AMMS assigns serial entry numbers that appear as the individual record number; citations to the item’s actual collection location appear as the “Collection #” referring to the reel and film location on that reel. Each reel is made up of 20 strips of 36-exposure film spliced together. Citations in AMMS refer to the reel and the spliced film, thus a citation “23/16” refers to reel 23 and the 16th strip of spliced film on that reel; a filmed ‘target’ for each manuscript identifies the item on the film within that 23/16 location. A manuscript that begins at reel 63, film 18 and continues through to the 5th film of reel 64 would be noted as “63/18-64/5.” All filming was conduced under natural light and without the intrusion of sophisticated technology resulting in the re-filming of about 5% of the first 86 reels; re-filmed items are noted in the catalogue. It is unlikely that the original collection remains today in the same order in which it was preserved following the microfilming that followed the sequence of filming.

Subject Rubrics

The range of subject headings used in this finding aid marked the beginning of a process of refinement that continued with the Nouakchott collection and has, imperfectly, been applied to other collections entered in the AMMS. It is neither comprehensive nor definitive.
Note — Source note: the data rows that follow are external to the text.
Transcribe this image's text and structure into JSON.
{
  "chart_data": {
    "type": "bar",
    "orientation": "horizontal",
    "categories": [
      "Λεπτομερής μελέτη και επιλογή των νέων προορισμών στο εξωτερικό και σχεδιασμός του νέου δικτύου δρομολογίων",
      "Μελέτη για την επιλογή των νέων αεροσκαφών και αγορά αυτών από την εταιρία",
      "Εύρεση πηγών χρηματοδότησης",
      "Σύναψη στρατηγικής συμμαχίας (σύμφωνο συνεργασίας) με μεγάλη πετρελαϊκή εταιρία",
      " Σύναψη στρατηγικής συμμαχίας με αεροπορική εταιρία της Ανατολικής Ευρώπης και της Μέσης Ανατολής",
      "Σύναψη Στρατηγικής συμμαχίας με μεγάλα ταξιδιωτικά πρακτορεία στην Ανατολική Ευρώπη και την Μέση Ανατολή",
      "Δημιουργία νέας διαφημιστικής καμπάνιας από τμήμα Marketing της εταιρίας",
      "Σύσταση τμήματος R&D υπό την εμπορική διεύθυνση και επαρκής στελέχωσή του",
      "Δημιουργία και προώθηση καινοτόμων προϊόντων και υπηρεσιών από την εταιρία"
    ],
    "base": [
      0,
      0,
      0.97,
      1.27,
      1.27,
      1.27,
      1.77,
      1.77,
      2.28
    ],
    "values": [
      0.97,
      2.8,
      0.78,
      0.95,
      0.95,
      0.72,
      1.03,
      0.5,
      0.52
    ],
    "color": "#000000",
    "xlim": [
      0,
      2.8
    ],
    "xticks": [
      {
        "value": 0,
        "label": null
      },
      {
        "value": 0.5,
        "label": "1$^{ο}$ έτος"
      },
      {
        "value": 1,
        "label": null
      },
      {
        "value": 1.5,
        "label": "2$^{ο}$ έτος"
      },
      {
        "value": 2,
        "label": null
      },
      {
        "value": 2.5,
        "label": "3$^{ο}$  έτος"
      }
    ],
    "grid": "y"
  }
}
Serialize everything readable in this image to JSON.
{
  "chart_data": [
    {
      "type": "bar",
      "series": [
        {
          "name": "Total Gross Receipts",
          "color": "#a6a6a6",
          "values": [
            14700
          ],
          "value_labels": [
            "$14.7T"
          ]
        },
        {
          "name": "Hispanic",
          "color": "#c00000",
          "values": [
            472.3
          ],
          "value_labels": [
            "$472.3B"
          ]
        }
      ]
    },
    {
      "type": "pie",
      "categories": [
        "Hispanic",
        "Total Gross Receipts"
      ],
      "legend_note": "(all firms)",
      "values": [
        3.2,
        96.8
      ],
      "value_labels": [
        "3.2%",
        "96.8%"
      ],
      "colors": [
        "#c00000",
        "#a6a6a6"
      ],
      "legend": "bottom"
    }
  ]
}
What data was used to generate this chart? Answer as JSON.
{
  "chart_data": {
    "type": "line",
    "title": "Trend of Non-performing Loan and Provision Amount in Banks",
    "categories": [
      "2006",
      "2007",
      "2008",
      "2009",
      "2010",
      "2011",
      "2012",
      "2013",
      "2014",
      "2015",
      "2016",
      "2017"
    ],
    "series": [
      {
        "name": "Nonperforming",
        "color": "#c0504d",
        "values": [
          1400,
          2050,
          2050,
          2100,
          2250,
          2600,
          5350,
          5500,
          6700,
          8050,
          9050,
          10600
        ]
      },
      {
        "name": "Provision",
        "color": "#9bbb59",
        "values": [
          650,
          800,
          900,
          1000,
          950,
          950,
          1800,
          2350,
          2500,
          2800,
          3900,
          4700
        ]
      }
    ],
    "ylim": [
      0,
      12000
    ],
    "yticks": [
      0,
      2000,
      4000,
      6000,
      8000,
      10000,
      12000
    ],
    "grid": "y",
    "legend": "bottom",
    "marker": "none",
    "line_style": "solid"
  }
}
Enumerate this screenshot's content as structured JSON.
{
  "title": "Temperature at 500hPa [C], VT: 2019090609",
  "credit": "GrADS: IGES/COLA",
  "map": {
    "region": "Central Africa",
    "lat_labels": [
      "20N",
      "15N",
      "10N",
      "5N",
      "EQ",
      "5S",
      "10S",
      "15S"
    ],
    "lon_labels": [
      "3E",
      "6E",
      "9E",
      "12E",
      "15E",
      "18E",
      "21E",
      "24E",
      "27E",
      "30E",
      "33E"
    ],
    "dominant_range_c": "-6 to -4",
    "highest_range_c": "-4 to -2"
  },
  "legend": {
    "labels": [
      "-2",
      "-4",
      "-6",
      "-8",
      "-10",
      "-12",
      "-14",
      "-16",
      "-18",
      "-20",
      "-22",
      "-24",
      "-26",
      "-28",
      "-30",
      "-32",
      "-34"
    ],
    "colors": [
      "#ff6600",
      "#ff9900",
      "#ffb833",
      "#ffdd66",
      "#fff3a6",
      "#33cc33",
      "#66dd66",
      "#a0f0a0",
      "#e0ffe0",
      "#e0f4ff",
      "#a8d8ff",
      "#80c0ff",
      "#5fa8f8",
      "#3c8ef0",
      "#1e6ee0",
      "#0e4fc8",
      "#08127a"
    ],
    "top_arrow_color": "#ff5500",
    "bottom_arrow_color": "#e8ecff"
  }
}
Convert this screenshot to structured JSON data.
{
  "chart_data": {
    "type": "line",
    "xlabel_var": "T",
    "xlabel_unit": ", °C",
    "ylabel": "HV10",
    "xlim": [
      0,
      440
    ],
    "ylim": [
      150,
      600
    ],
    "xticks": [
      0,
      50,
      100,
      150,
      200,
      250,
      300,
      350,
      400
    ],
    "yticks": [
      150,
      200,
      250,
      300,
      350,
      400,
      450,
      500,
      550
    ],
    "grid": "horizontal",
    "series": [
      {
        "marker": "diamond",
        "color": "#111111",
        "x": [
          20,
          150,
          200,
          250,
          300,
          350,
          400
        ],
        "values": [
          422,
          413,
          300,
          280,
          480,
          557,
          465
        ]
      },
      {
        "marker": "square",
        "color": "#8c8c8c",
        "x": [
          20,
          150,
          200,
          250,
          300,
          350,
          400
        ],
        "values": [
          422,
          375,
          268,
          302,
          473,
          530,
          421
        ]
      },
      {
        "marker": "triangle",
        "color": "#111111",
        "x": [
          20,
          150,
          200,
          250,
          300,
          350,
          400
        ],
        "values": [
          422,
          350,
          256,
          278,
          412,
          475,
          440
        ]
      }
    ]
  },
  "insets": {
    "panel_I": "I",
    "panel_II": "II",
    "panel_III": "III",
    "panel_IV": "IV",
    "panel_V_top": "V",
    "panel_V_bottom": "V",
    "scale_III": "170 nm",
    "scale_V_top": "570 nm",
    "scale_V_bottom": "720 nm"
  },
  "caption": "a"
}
An effort was made to arrive at classifications that would make sense to a student of the Islamic sciences and to be consistent across English and Arabic entries, but in a few cases there may be slight variance across these fields. Correspondence presented special problems that were solved, where the content was discernable from a title or by the annotator in the field, by grouping letters into three broad, not unambiguous rubrics: politics, economy and society.